In deployment, a user interacts with the system via a configuration interface or programmatic API. Initially, the user uploads a collection of labeled prompts that form the annotated source prompt set. These prompts may represent prior use cases, canonical queries, or training-aligned examples. A target prompt, typically received from a real-time application or test suite, is also entered into the system.

Upon execution, the system encodes all prompts into latent vectors using a shared transformer encoder. Through the user interface, the user can view a visual representation of prompt clustering and similarity relationships. Adjustable parameters, such as graph similarity thresholds or divergence scoring weights, allow the operator to tune how strictly auxiliary prompts must align with the target. Once the similarity graph is built and divergence scores are calculated, the system presents a ranked list of auxiliary prompts selected to support the target prompt.

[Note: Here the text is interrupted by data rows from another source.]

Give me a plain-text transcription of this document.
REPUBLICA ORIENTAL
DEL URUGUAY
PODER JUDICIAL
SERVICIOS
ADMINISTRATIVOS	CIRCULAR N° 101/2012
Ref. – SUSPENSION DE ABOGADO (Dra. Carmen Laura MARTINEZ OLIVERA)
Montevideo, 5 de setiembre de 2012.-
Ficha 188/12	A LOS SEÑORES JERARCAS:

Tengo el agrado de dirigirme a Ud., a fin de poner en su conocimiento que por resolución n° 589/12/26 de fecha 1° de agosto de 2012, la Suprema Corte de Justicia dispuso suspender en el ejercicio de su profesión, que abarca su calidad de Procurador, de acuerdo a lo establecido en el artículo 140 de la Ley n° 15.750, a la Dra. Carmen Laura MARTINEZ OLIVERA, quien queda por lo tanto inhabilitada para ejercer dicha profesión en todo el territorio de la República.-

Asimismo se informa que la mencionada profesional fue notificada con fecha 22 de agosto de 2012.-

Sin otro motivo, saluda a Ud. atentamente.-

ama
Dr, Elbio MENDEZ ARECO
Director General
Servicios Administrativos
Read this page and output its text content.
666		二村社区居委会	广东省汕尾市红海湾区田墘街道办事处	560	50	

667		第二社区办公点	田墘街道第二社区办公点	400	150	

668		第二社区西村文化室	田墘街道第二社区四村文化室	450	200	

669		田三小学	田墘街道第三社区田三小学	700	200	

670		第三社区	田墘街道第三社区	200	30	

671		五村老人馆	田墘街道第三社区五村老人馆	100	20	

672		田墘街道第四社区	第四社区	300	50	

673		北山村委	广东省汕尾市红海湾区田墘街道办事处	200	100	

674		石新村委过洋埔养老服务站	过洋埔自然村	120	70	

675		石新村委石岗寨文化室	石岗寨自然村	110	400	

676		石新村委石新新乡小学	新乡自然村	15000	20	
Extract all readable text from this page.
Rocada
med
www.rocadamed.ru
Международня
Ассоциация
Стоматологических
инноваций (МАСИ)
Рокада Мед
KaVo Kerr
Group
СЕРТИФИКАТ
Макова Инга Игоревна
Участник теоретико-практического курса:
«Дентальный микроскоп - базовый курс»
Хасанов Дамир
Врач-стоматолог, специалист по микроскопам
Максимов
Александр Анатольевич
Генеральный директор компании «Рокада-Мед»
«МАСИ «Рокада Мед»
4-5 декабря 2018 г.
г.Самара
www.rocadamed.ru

The operator can inspect these selections, view scoring justifications, and override inclusion or exclusion based on domain knowledge or specific testing goals.

After the auxiliary prompt set is finalized, the operator can initiate an inference session using the filtered set or export the configuration for batch or production deployment. Throughout this process, the interface logs interaction results, capturing inference quality metrics and prompt selection performance. The operator may use this feedback to retrain the divergence classifier, adjust scoring thresholds, or iterate on the prompt dataset.